To update my comments regarding Cuben Fiber, I asked Randy when he called me just now on his way back from Tampa, where he coached Bora Gulari to the US Olympic Team berth for Nacra 17.
Randy concurred with IslandPlanet.
Regarding the cost of Cuben: since North bought Cuben, the quality has gone down and the prices doubled. They seem to be much more interested in using Cuben for small area, super light weight applications such as high end backpacking
equipment where the super light weight while still being strong is great, and the small amount of material needed means the 2.5x cost of the Cuben over, say, Dimension-Polyant Lite Skin cloth, is a small handicap.
Also, we discussed the Challenge cloths. Bob Bainbridge concentrates on woven cloth, while other cloth manufacturers concentrate on various kinds of laminates. While the Challenge cloth is likely better woven sailcloth than anyone else has ever made, woven sail cloth does not hold shape anywhere near as well as laminates. So it may hold up, but "you won't want to look at it."
Sails made from woven cloth will exhibit all the features we all experienced decades ago before we all went with higher tech solutions: the sail gets baggy,
draft goes aft, weird shape distortions when you reef or furl, etc.
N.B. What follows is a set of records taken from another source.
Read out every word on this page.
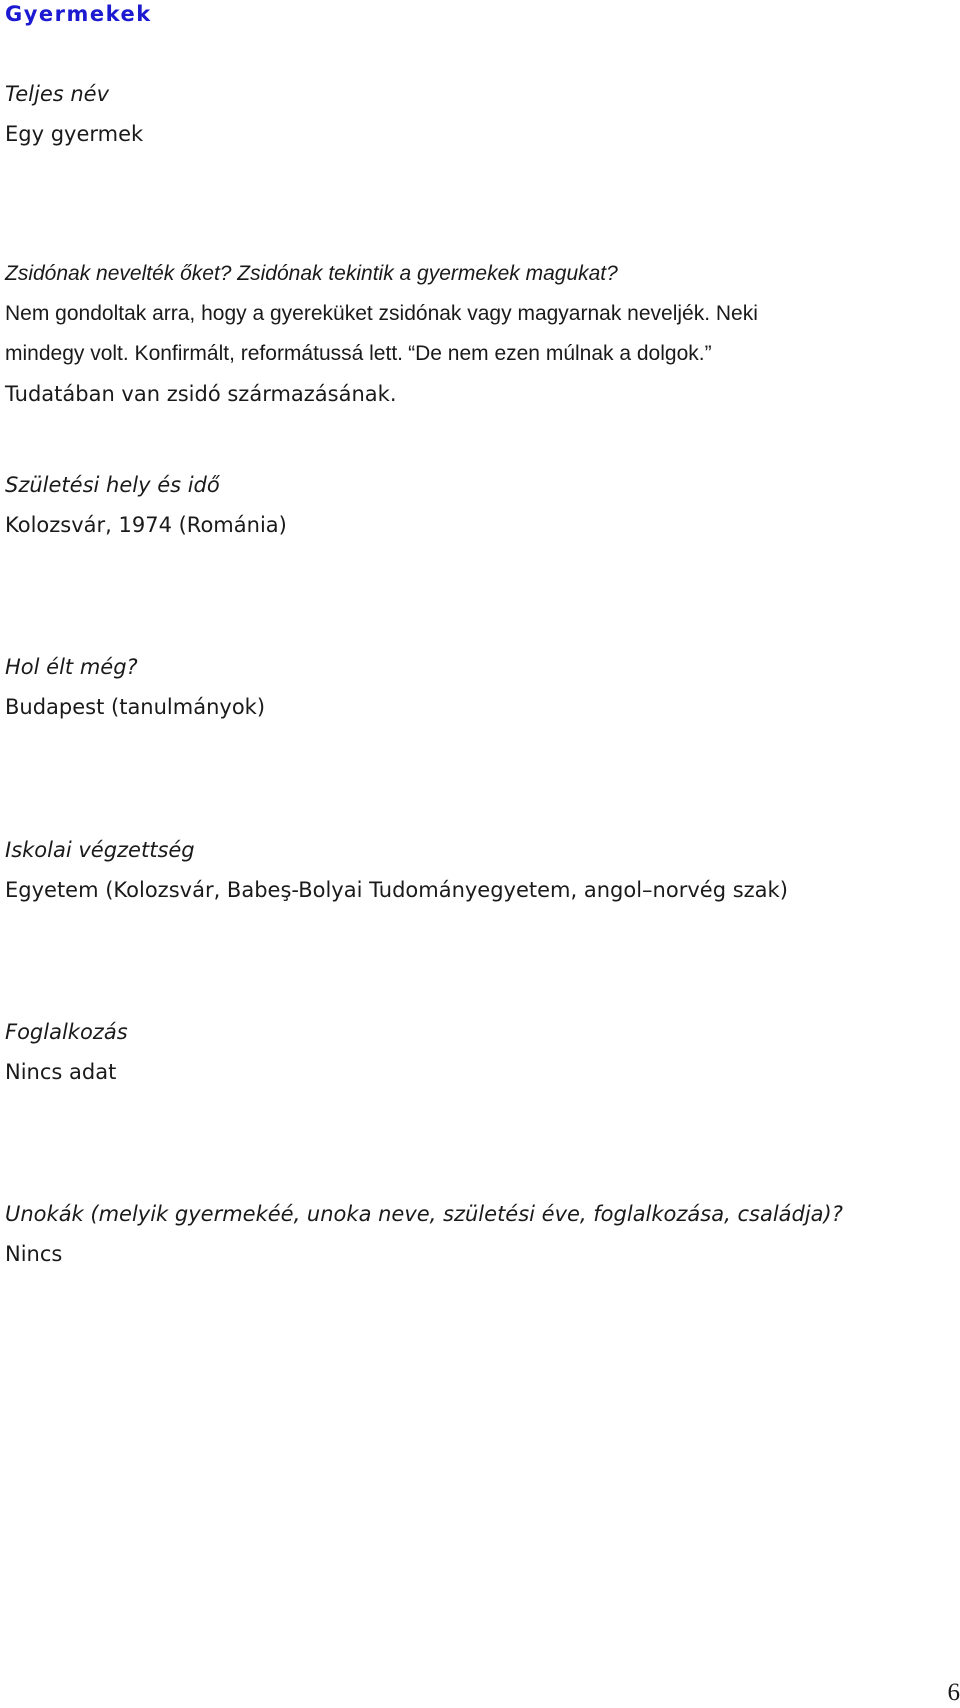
Gyermekek
Teljes név
Egy gyermek
Zsidónak nevelték őket? Zsidónak tekintik a gyermekek magukat?
Nem gondoltak arra, hogy a gyereküket zsidónak vagy magyarnak neveljék. Neki
mindegy volt. Konfirmált, reformátussá lett. “De nem ezen múlnak a dolgok.”
Tudatában van zsidó származásának.
Születési hely és idő
Kolozsvár, 1974 (Románia)
Hol élt még?
Budapest (tanulmányok)
Iskolai végzettség
Egyetem (Kolozsvár, Babeş-Bolyai Tudományegyetem, angol–norvég szak)
Foglalkozás
Nincs adat
Unokák (melyik gyermekéé, unoka neve, születési éve, foglalkozása, családja)?
Nincs
6
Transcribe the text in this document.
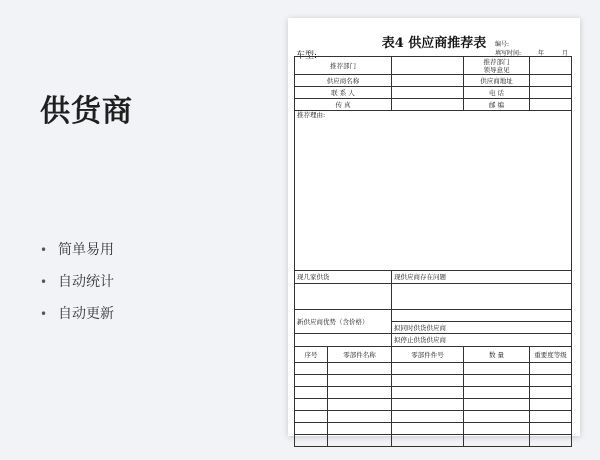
供货商
• 简单易用
• 自动统计
• 自动更新
表4 供应商推荐表	编号:
车型:	填写时间:	年	月
推荐部门			推荐部门
领导意见	
供应商名称			供应商地址	
联 系 人			电 话	
传 真			邮 编	
推荐理由:				
现几家供货		现供应商存在问题		

新供应商优势（含价格）				
		拟同时供货供应商		
		拟停止供货供应商		
序号	零部件名称	零部件件号	数 量	重要度等级
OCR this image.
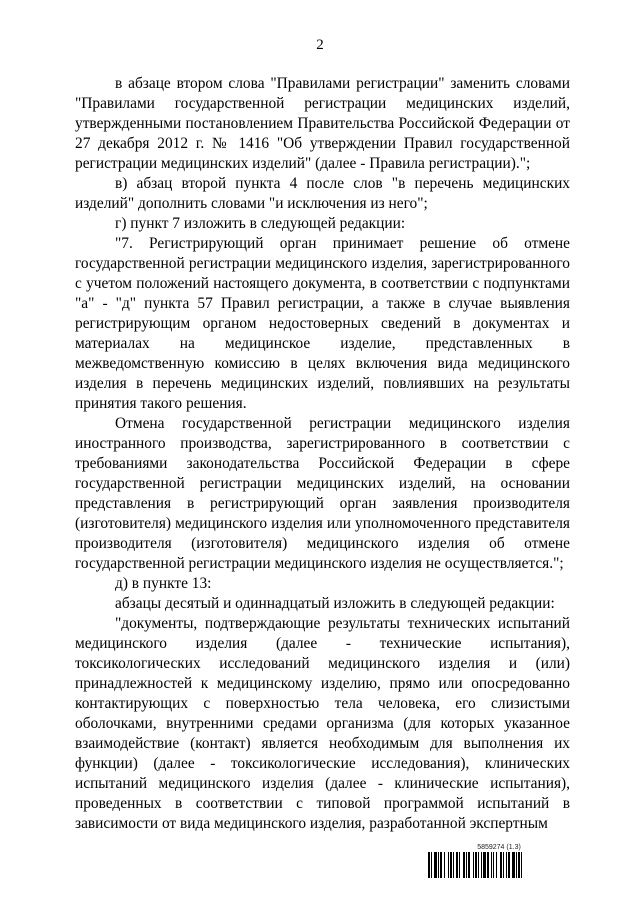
2

в абзаце втором слова "Правилами регистрации" заменить словами "Правилами государственной регистрации медицинских изделий, утвержденными постановлением Правительства Российской Федерации от 27 декабря 2012 г. № 1416 "Об утверждении Правил государственной регистрации медицинских изделий" (далее - Правила регистрации).";

в) абзац второй пункта 4 после слов "в перечень медицинских изделий" дополнить словами "и исключения из него";

г) пункт 7 изложить в следующей редакции:

"7. Регистрирующий орган принимает решение об отмене государственной регистрации медицинского изделия, зарегистрированного с учетом положений настоящего документа, в соответствии с подпунктами "а" - "д" пункта 57 Правил регистрации, а также в случае выявления регистрирующим органом недостоверных сведений в документах и материалах на медицинское изделие, представленных в межведомственную комиссию в целях включения вида медицинского изделия в перечень медицинских изделий, повлиявших на результаты принятия такого решения.

Отмена государственной регистрации медицинского изделия иностранного производства, зарегистрированного в соответствии с требованиями законодательства Российской Федерации в сфере государственной регистрации медицинских изделий, на основании представления в регистрирующий орган заявления производителя (изготовителя) медицинского изделия или уполномоченного представителя производителя (изготовителя) медицинского изделия об отмене государственной регистрации медицинского изделия не осуществляется.";

д) в пункте 13:

абзацы десятый и одиннадцатый изложить в следующей редакции:

"документы, подтверждающие результаты технических испытаний медицинского изделия (далее - технические испытания), токсикологических исследований медицинского изделия и (или) принадлежностей к медицинскому изделию, прямо или опосредованно контактирующих с поверхностью тела человека, его слизистыми оболочками, внутренними средами организма (для которых указанное взаимодействие (контакт) является необходимым для выполнения их функции) (далее - токсикологические исследования), клинических испытаний медицинского изделия (далее - клинические испытания), проведенных в соответствии с типовой программой испытаний в зависимости от вида медицинского изделия, разработанной экспертным

5859274 (1.3)
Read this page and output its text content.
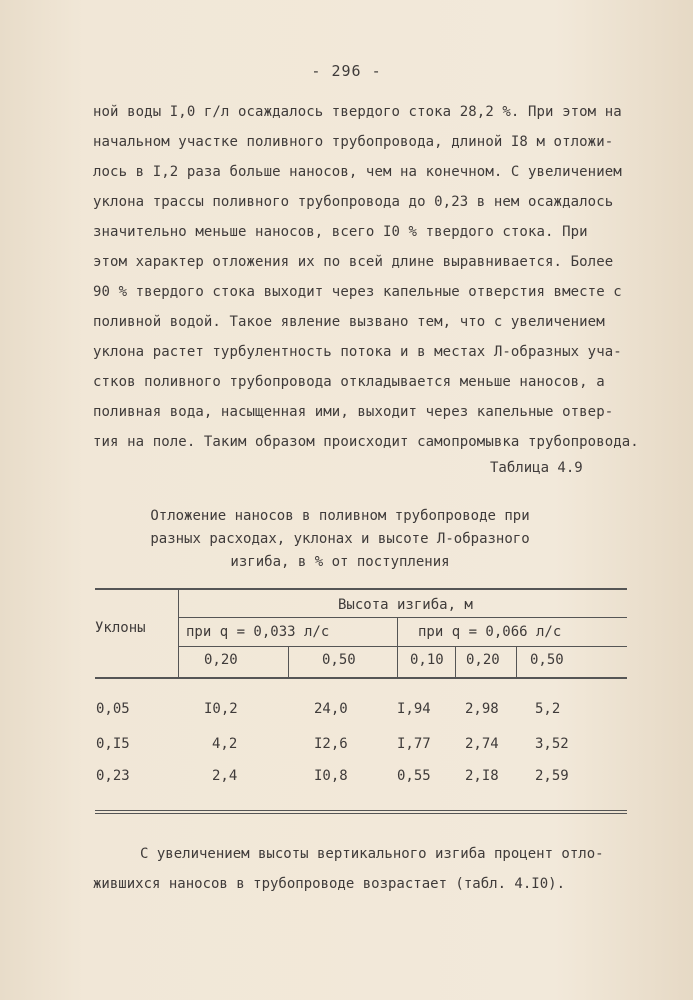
- 296 -
ной воды I,0 г/л осаждалось твердого стока 28,2 %. При этом на
начальном участке поливного трубопровода, длиной I8 м отложи-
лось в I,2 раза больше наносов, чем на конечном. С увеличением
уклона трассы поливного трубопровода до 0,23 в нем осаждалось
значительно меньше наносов, всего I0 % твердого стока. При
этом характер отложения их по всей длине выравнивается. Более
90 % твердого стока выходит через капельные отверстия вместе с
поливной водой. Такое явление вызвано тем, что с увеличением
уклона растет турбулентность потока и в местах Л-образных уча-
стков поливного трубопровода откладывается меньше наносов, а
поливная вода, насыщенная ими, выходит через капельные отвер-
тия на поле. Таким образом происходит самопромывка трубопровода.
Таблица 4.9
Отложение наносов в поливном трубопроводе при
разных расходах, уклонах и высоте Л-образного
изгиба, в % от поступления
Уклоны
Высота изгиба, м
при q = 0,033 л/с	при q = 0,066 л/с
0,20	0,50	0,10 0,20 0,50
0,05	I0,2	24,0	I,94 2,98	5,2
0,I5	4,2	I2,6	I,77 2,74	3,52
0,23	2,4	I0,8	0,55 2,I8	2,59
С увеличением высоты вертикального изгиба процент отло-
жившихся наносов в трубопроводе возрастает (табл. 4.I0).
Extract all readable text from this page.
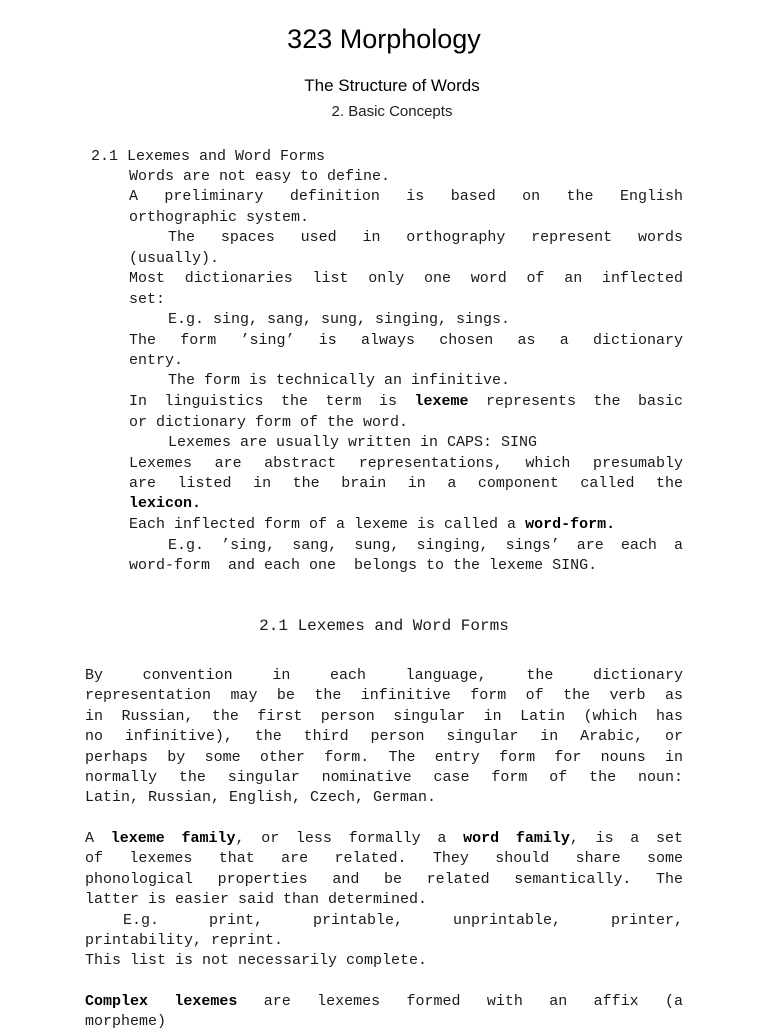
323 Morphology
The Structure of Words
2. Basic Concepts
2.1 Lexemes and Word Forms
Words are not easy to define.
A preliminary definition is based on the English
orthographic system.
The spaces used in orthography represent words
(usually).
Most dictionaries list only one word of an inflected
set:
E.g. sing, sang, sung, singing, sings.
The form ’sing’ is always chosen as a dictionary
entry.
The form is technically an infinitive.
In linguistics the term is lexeme represents the basic
or dictionary form of the word.
Lexemes are usually written in CAPS: SING
Lexemes are abstract representations, which presumably
are listed in the brain in a component called the
lexicon.
Each inflected form of a lexeme is called a word-form.
E.g. ’sing, sang, sung, singing, sings’ are each a
word-form  and each one  belongs to the lexeme SING.
2.1 Lexemes and Word Forms
By convention in each language, the dictionary
representation may be the infinitive form of the verb as
in Russian, the first person singular in Latin (which has
no infinitive), the third person singular in Arabic, or
perhaps by some other form. The entry form for nouns in
normally the singular nominative case form of the noun:
Latin, Russian, English, Czech, German.
A lexeme family, or less formally a word family, is a set
of lexemes that are related. They should share some
phonological properties and be related semantically. The
latter is easier said than determined.
E.g. print, printable, unprintable, printer,
printability, reprint.
This list is not necessarily complete.
Complex lexemes are lexemes formed with an affix (a
morpheme)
Those graybeards among us know woven very well, and woven cloth has the bad to go with the good.
One thing that I really liked about soft finish tight weave woven dacron that Hood used to make and as now made by Challenge (again, probably better in every way than the old Hood cloth) is that the sails are MUCH easier to handle. In heavy conditions, when green
water is sweeping the
deck, that feature matters a LOT.
So Dimension-Polyant Lite Skin might be the best way to go for everything but storm sails, and those are probably best made from Marblehead.
Ten year sails? Until recently, I had never in my life used sails older than about 6 years, and those were well and truly trash. This includes soft cloth dacron 35 to 50 years ago. Those soft sails would get ugly and explode, with the thread failing due to crimping at the sail surface, and chafing where the thread is inside the cloth, and chafing where the cloth and thread rubs against anything anytime. I remember well repairing sails at sea...
Like my old Muscle Car, the memories of
reliability are simply not true.
But recently I have sailed on some low speed cruisers with 10 to 15 year old sails, and they still
work fine. Several members of this board have sailed around the world with one set of sails. So I think modern cloth is an improvement over the past.
But mildew is a problem. That is a fact. Some things can help of course, but even the most OCD owners and captains I know have problems with mildew on sails and mildew on
boats in general.
What have people found that works for the mildew on sails that can be performed by the crew aboard the boat?